Episode 8 – Pondering Pathways: Play! (Part 2)

Welcome back to a playful episode about play! While I intended for this episode to be about play theorists, the benefits of play, and how play and learning are interconnected, I ended up taking a walk and capturing some recent reflections from my own practice and experience about how I value and notice play, lately. Here, I share my hot takes on keeping play alive in our language and observations, what I’ve been learning about Anishinaabe perspectives about animals (and how that, to me, feels playful) and  what children need post-COVID. I also included a voice note on my phone where I reflect on my own experience with play and sound lately, and Jean Clinton’s idea of positive upwards spirals/Carol Anne Wein’s suggestion of supporting the whirldwind effects of synergy and positive energy in classrooms. I’d love to hear your thoughts on play as well – how do you keep the play alive in your life? 

Just to clarify a few things, the children’s book I discuss is actually called Sometimes I Feel Like a Fox and the author is Danielle Daniel.

Jean Clinton’s idea of positive upward spirals is discussed in her book Love Builds Brains, but it’s also discusses in a conversation she has with Anne Douglas on YouTube.

Finally, Carol Anne Wein’s idea of the whirl wind effect is from the Think Feel Act document, Empowering Children in the Middle Years.

Episode 7 – Wondering About Inclusion From One Family’s Perspective, with Special Guest Sandy B.

What happens when a Human Resources manager (mom), a student teacher (middle sibling), and a grad student (eldest sibling) FaceTime for 5 minutes? Well, when it’s my family, we start theorizing about inclusion.

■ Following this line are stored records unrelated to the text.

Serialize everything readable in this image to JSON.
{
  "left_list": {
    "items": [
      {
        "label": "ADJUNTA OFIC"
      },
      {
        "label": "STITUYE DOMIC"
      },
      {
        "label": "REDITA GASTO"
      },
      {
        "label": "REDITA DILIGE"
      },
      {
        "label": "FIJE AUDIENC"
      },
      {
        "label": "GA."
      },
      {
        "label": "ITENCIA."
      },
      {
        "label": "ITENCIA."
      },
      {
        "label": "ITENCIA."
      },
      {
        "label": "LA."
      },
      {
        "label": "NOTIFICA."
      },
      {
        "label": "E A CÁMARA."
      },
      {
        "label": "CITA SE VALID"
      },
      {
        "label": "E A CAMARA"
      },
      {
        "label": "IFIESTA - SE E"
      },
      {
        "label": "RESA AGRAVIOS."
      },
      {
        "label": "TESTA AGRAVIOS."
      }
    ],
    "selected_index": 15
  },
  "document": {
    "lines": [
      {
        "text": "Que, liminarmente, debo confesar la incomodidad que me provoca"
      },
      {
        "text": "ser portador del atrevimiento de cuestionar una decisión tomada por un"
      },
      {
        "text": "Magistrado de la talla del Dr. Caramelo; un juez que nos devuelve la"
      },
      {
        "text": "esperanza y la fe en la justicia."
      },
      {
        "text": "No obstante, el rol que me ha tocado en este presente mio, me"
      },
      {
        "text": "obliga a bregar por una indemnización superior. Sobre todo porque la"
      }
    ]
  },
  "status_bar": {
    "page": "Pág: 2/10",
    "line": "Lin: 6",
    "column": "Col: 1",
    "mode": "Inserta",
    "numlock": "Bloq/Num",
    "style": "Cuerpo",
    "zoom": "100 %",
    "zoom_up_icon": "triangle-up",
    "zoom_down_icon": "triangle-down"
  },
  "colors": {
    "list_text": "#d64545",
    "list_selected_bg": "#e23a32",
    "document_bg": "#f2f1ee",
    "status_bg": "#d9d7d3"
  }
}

What started as a spontaneous video call, turned into a deep conversation that challenged what we thought about inclusion, and called us to rethink how we have experienced inclusion of disability. This  prompted us to hit the record button to capture our wonderings, and it also prompted us to pause our conversation to include the most important perspective: Sandy. In my family, my youngest sibling, Sandy, lives with Down Syndrome, and in this episode she generously shares her ideas, opinions, and memories of attending multiple high school proms. This episode left me with more questions about inclusion and belonging, and begs for a next step in including  educators’ perspectives on the history of this particular example of inclusion. Just a reminder that there is a transcript of every episode available on Buzzsprout to assist in understanding what is discussed in each episode.

In this episode, we chat about one specific example of inclusion, which is a prom that is facilitated by the Life Skills Program that Sandy attended during high school. There are two different conversations that discuss the prom throughout the episode: a conversation between myself, Alison (my sibling), and my mom (the first half of the episode), and then a conversation between myself and Sandy (second half of the episode). Our intention here is not to actually critique the prom at all, because, as you find out, Sandy enjoys attending it. Instead, we are just capturing our fleeting perspectives about how the prom did or did not involve inclusion, and how it might end up looking different under various conditions. We don’t really have coherent opinions here, and its more of a wandering conversation with some wonderings musings, realizations questions about part of some of our experiences as a family as it pertains to inclusion, since our family has engaged with multiple institutions and programs that have had varying degrees of inclusion. We gravitated to this example of inclusion, the prom, because there is an analogy about how inclusion is being invited to the dance, but belonging is being asked to dance ( which I need to track down and cite, forgive me). So, by sharing my family’s perspectives on this dance, we hope it contributes to larger conversations about inclusion, accessibility, equity, voice, choice, and belonging.

We also invite feedback, additional perspectives, and other stories from lived experiences with various versions of events or programs for the purposes of accessibility and inclusion to be shared, and I would be delighted to engage in a follow up conversation with anyone who feels called to discuss this topic with me.

What did this episode make you curious about?